There is both cooperation and competition in the race to develop quantum computing. How do you see this shaping the race to achieve quantum-resistant cryptography?
It’s not a single entity or vendor problem. Major players, like the U.S. and the European Union, are investing quite a bit. China is making big investments. I believe the E.U. and the U.S. are establishing some joint quantum benchmarks. Companies like IBM, Microsoft and Google, as well as universities, are contributing.
This activity helps advance technology like the NIST standards for quantum-resistant cryptography. It’s worth noting that it took eight years to create these standards.

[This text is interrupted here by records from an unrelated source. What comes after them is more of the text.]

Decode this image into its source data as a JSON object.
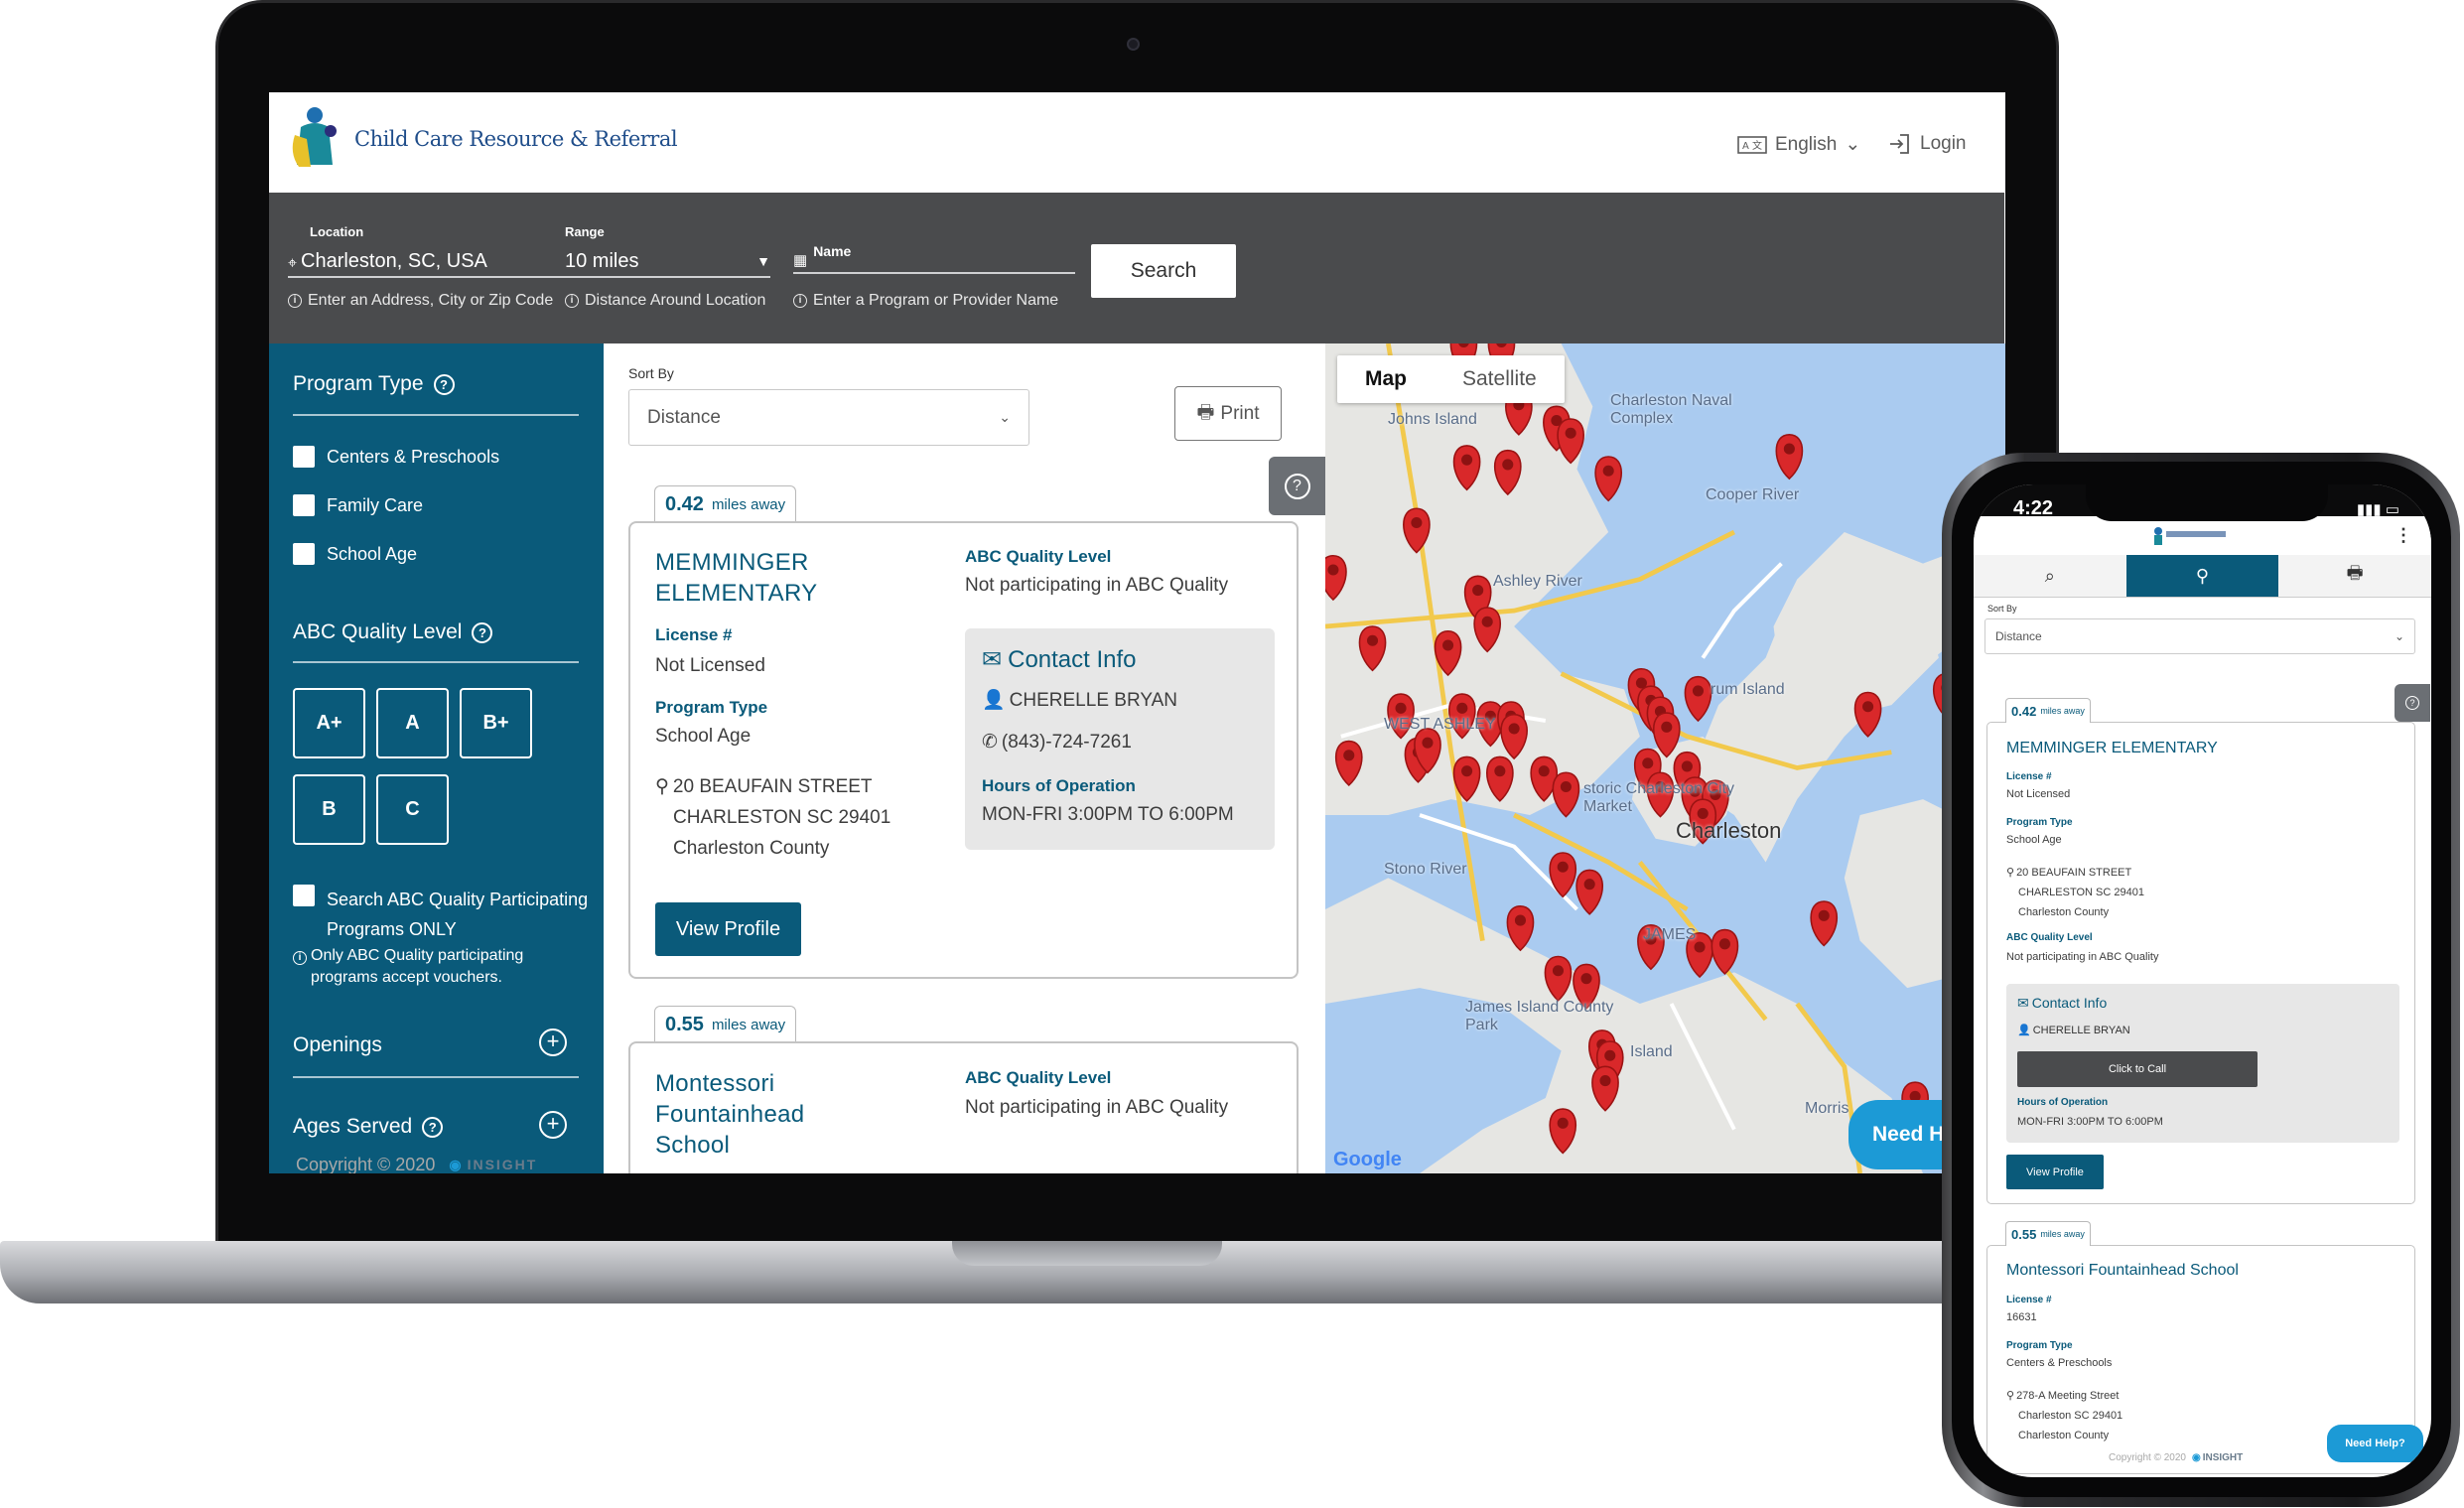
{
  "laptop": {
    "header": {
      "logo_text": "Child Care Resource & Referral",
      "language": "English",
      "login": "Login"
    },
    "search": {
      "location_label": "Location",
      "location_value": "Charleston, SC, USA",
      "location_hint": "Enter an Address, City or Zip Code",
      "range_label": "Range",
      "range_value": "10 miles",
      "range_hint": "Distance Around Location",
      "name_label": "Name",
      "name_hint": "Enter a Program or Provider Name",
      "search_button": "Search"
    },
    "sidebar": {
      "program_type_title": "Program Type",
      "program_types": [
        "Centers & Preschools",
        "Family Care",
        "School Age"
      ],
      "abc_title": "ABC Quality Level",
      "grades": [
        "A+",
        "A",
        "B+",
        "B",
        "C"
      ],
      "abc_only_line1": "Search ABC Quality Participating",
      "abc_only_line2": "Programs ONLY",
      "abc_note_line1": "Only ABC Quality participating",
      "abc_note_line2": "programs accept vouchers.",
      "openings": "Openings",
      "ages_served": "Ages Served"
    },
    "list": {
      "sort_label": "Sort By",
      "sort_value": "Distance",
      "print": "Print",
      "help": "?",
      "cards": [
        {
          "distance": "0.42",
          "distance_unit": "miles away",
          "name_line1": "MEMMINGER",
          "name_line2": "ELEMENTARY",
          "license_label": "License #",
          "license_value": "Not Licensed",
          "program_type_label": "Program Type",
          "program_type_value": "School Age",
          "address1": "20 BEAUFAIN STREET",
          "address2": "CHARLESTON  SC 29401",
          "address3": "Charleston County",
          "abc_label": "ABC Quality Level",
          "abc_value": "Not participating in ABC Quality",
          "contact_title": "Contact Info",
          "contact_name": "CHERELLE BRYAN",
          "contact_phone": "(843)-724-7261",
          "hours_label": "Hours of Operation",
          "hours_value": "MON-FRI 3:00PM TO 6:00PM",
          "view_profile": "View Profile"
        },
        {
          "distance": "0.55",
          "distance_unit": "miles away",
          "name_line1": "Montessori",
          "name_line2": "Fountainhead",
          "name_line3": "School",
          "abc_label": "ABC Quality Level",
          "abc_value": "Not participating in ABC Quality"
        }
      ]
    },
    "map": {
      "tab_map": "Map",
      "tab_satellite": "Satellite",
      "labels": [
        "Charleston Naval Complex",
        "Charleston",
        "rum Island",
        "James Island County Park",
        "Island",
        "Morris",
        "Johns Island",
        "storic Charleston City Market",
        "Stono River",
        "Ashley River",
        "Cooper River",
        "WEST ASHLEY",
        "JAMES"
      ],
      "google": "Google",
      "need_help": "Need He"
    },
    "footer": {
      "copyright": "Copyright © 2020",
      "brand": "INSIGHT"
    }
  },
  "phone": {
    "time": "4:22",
    "sort_label": "Sort By",
    "sort_value": "Distance",
    "help": "?",
    "cards": [
      {
        "distance": "0.42",
        "distance_unit": "miles away",
        "name": "MEMMINGER ELEMENTARY",
        "license_label": "License #",
        "license_value": "Not Licensed",
        "program_type_label": "Program Type",
        "program_type_value": "School Age",
        "address1": "20 BEAUFAIN STREET",
        "address2": "CHARLESTON  SC 29401",
        "address3": "Charleston County",
        "abc_label": "ABC Quality Level",
        "abc_value": "Not participating in ABC Quality",
        "contact_title": "Contact Info",
        "contact_name": "CHERELLE BRYAN",
        "call_button": "Click to Call",
        "hours_label": "Hours of Operation",
        "hours_value": "MON-FRI 3:00PM TO 6:00PM",
        "view_profile": "View Profile"
      },
      {
        "distance": "0.55",
        "distance_unit": "miles away",
        "name": "Montessori Fountainhead School",
        "license_label": "License #",
        "license_value": "16631",
        "program_type_label": "Program Type",
        "program_type_value": "Centers & Preschools",
        "address1": "278-A Meeting Street",
        "address2": "Charleston  SC 29401",
        "address3": "Charleston County"
      }
    ],
    "need_help": "Need Help?",
    "copyright": "Copyright © 2020",
    "brand": "INSIGHT"
  },
  "colors": {
    "brand": "#0a5a7a",
    "header_band": "#4a4b4d",
    "pin": "#d9282a",
    "water": "#aacbf0",
    "help_blue": "#1c9ad6"
  }
}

Transitioning to quantum-safe cryptography will be a multi-year effort across industries, governments, and supply chains. This needs executive oversight from the CISO and/or CTO and alignment across vendors and partners, since migration spans the entire enterprise ecosystem. Organizations should systematically discover and document all cryptographic assets and dependencies before migration begins. They should inventory cryptography, prioritize upgrades, and coordinate internally and externally. The later organizations start, the harder and more expensive it will be for everyone.